According to jd.com's Big Data Research Institute's '2021 Spring Tea Consumption Trend Report,' the post-95s' new consumer group also prefers white tea. As white tea becomes the 'new aristocrat' among young consumer groups, more and more provinces besides the main white tea producing region of Fujian Province are entering the white tea market. Provinces such as Yunnan, Sichuan, Guizhou, and Hubei are intensifying their white tea production categories, leading to a nationwide 'white tea craze.' In 2023, the national white tea production volume reached 0.1002 million tons, with a growth rate of 538.22% over the past 10 years, ranking first in the growth rate of the six major tea categories in China.
The prospectus shows that the domestic sales value of white tea in mainland China is estimated to increase to $2.4 billion (16 billion RMB) by 2026, with a compound annual growth rate of 11.9% from 2021 to 2026. However, in terms of the competitive landscape, China's tea production and sales market is a highly fragmented market. According to Mindong Hong Group, the number of competitors in the white tea market reached 1,000 in 2020.
In order to seize the growth opportunities in the white tea market, Mindong Hong is actively increasing its production capacity.
On one hand, the company plans to increase its production capacity by acquiring tea gardens. In the past two years, the company has received but not accepted purchase orders totaling approximately $13.26 million (91.76 million RMB) and $14.26 million (92.3 million RMB) respectively. The inability to accommodate all purchase orders from customers has limited the company's performance growth potential. Acquiring additional capital to purchase and upgrade tea gardens will be an effective and efficient strategy to increase production, sales, revenue, and profit. However, acquiring tea gardens will also significantly increase depreciation and amortization expenses.

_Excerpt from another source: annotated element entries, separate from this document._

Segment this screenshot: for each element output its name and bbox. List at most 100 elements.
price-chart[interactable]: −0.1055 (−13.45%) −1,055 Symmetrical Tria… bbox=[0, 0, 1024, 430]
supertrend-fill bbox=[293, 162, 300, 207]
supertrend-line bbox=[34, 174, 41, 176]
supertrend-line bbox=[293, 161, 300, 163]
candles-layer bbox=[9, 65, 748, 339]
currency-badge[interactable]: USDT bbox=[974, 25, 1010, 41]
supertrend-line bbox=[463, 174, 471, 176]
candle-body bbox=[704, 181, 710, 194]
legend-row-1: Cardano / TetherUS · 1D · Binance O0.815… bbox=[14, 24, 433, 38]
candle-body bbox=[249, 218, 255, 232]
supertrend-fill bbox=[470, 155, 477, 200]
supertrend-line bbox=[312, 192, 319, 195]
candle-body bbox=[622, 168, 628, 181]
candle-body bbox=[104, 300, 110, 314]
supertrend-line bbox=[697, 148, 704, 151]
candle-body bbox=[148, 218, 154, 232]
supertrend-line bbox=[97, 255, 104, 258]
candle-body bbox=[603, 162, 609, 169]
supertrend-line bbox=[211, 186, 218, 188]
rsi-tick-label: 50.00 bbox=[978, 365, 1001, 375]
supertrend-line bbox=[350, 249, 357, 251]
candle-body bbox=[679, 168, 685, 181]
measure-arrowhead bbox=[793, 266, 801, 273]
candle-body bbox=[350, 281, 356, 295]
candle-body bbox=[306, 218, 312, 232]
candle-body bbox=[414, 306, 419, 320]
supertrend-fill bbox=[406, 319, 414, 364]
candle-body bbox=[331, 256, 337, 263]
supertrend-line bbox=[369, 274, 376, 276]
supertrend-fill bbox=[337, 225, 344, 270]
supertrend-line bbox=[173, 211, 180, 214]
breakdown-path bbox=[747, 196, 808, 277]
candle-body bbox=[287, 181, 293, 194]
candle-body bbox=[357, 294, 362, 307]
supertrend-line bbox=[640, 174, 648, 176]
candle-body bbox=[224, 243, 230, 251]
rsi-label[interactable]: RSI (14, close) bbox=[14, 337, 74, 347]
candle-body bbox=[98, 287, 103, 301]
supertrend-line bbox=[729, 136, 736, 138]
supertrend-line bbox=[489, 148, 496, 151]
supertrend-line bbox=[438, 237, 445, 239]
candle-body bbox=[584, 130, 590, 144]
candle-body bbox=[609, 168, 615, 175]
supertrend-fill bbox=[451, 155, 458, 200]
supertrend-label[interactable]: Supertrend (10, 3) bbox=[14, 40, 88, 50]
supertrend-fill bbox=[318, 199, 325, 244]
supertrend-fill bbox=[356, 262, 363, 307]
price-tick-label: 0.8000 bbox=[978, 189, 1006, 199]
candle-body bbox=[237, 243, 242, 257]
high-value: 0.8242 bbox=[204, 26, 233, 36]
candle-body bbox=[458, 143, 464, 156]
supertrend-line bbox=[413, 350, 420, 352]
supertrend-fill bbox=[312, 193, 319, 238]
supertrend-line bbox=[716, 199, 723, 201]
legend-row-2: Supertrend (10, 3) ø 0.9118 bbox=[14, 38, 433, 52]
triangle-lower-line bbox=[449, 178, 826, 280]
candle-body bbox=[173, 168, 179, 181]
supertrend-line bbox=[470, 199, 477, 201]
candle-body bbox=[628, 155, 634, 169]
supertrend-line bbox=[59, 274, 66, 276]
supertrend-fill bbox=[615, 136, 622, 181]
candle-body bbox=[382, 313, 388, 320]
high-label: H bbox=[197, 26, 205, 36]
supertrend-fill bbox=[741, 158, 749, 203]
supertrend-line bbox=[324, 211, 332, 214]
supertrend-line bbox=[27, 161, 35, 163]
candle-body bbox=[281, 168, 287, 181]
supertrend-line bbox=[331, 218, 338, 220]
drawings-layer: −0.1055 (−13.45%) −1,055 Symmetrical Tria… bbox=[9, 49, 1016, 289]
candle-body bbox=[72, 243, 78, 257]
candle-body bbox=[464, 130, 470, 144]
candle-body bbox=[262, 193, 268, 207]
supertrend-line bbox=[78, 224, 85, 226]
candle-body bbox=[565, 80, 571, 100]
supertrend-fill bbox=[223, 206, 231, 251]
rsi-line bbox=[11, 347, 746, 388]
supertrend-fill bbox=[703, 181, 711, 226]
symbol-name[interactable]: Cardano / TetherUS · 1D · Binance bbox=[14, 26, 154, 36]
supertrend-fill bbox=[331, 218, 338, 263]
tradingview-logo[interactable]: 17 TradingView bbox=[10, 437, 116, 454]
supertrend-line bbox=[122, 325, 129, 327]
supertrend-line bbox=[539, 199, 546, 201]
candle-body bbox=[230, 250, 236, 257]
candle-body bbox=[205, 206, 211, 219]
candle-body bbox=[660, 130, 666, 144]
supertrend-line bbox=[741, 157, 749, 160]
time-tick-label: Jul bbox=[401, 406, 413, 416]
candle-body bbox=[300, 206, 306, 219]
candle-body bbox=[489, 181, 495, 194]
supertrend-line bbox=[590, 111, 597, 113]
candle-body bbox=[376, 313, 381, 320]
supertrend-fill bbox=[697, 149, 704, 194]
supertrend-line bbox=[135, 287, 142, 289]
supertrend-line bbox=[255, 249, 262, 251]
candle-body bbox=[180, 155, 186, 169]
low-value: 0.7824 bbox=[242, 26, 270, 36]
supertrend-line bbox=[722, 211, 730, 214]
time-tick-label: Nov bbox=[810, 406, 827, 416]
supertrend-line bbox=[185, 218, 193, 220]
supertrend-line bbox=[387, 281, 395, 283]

On the other hand, the company plans to construct a new production plant and purchase four automated production lines for primary processing of white tea. The company intends to expand its production facilities by establishing a new production plant in the Zhe Rong Tea Industrial Zone in Zhejiang, with an initial estimated total construction area of approximately 9,783.0 square meters. The initial phase of the new production plant will be used for primary processing of white and refined tea as well as product storage. The company has signed a letter of intent with the Zhe Rong Tea Industry Zone Management Committee, with an estimated tender price of approximately $5 million (around 33.7 million RMB).
Despite the increase in production capacity, it is positive for expanding the market share in the white tea market. However, with more entrants, homogeneous competition intensifies. Moreover, in 2023, the total sales volume of white tea was 0.083 million tons, accounting for 3.4% of the six major tea categories. Although the growth rate is significant, the actual total volume still lags far behind the over 10% market share of black and green tea.
While the market volume has not yet expanded significantly, more and more regions that want a piece of the pie are entering, posing increasingly significant challenges for the white tea. In addition, with an increase in supply, whether the price of the white tea market has resilience remains a test. As mentioned earlier, once the price of white tea drops, the low growth in sales volume may not be able to compensate for the decline in price. It will take time to see if Mindong Hong Group can revitalize its growth through expanded production.